The crisis began with sub-prime loans packaged by mortgage lenders, bought by
banks and other financial institutions and sold to investors. These
collateralized debt obligations, split into smaller denominations called
tranches, were distributed widely in the U.S. and abroad. They provided lenders
with double-digit interest rates and exorbitant fees. Ten thousand hedge funds
bought into these computer models—“quant funds”—with
borrowed money.
Now the sub-prime mortgage collapse has sent these financial investors into
retreat with heavy losses.
On Sept. 18, the Federal Reserve Board gave the stock market what it
wanted—a whopping half-point cut in the prime interest rate, from 5.25 to
4.75. This unleashed a flood of cheap dollars to provide liquidity and free up
credit—and the stock market responded immediately by shooting up at the
fastest rate in four years.

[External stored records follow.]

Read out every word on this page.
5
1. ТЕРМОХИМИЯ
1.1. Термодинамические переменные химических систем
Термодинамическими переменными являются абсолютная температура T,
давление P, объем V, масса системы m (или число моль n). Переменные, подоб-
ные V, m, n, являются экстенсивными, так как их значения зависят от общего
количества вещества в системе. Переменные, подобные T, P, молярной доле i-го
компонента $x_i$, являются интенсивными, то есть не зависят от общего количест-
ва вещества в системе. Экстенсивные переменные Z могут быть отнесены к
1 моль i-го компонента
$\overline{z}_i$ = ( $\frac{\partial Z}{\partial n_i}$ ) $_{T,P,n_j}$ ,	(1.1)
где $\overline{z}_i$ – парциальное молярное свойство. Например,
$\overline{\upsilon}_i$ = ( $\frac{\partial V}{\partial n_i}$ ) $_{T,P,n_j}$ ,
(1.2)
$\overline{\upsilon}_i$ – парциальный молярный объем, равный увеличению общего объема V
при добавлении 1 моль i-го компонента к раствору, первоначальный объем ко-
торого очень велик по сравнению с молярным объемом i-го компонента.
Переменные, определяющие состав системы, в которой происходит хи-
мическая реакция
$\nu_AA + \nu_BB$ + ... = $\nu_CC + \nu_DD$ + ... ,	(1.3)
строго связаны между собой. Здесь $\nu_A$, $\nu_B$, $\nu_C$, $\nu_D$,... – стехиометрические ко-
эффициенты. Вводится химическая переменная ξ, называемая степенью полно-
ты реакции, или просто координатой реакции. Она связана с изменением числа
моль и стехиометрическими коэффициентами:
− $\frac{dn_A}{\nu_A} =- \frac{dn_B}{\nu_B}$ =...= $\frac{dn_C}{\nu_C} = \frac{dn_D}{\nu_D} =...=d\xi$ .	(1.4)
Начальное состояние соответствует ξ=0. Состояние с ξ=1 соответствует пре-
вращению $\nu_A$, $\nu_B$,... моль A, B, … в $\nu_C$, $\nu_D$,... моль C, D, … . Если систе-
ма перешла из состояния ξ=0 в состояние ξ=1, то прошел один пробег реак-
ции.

The frenzy and fear that had gripped the financial
institutions was eased, even though many analysts remain uncertain whether the
Fed’s response was too little, too late. They are those who believe that
a collapse of the financial institutions is still in the making.
The Federal Reserve Board, the bankers’ bank, acted as the money spigot
of last resort. This government bank is an integral sector of the stock market
and works with the heads of the largest banks, the leaders of other exchanges,
and government agencies such as the Securities and Exchange Commission. It is
the main catalyst to protect the stock market—the generalizer and
barometer intimately connected to the pension funds, banks, credit unions,
insurance companies and mortgage brokers. Wall Street rests easier, for the
moment.
The stock market bailout by the Fed will lead to an inflationary tide, which
will dilute the living standards of the workers and the oppressed. The value of
their labor power expressed in cheap dollars will make it more difficult for
them to buy back what they produce, at a time when they are plagued by the
rising cost of food, energy, shelter, education and health care and are
drowning in credit-card debt and foreclosures.
Unemployment is on the rise.
Workers and oppressed face inflation and stagnation. We have what appears to be
a rerun of the conditions that led to the stock market crash of October 1987,
but more profound and global. The plunge of the dollar will destabilize global
commodities markets, intensify the tensions among trading partners, and even
unravel trade agreements.
The Iraq and Afghanistan occupations are leaving a trail of death, destruction
and huge deficits. Regardless of its dimensions, the crisis of capitalism will
heighten the struggle of the working class and oppressed and change the
character of the international situation.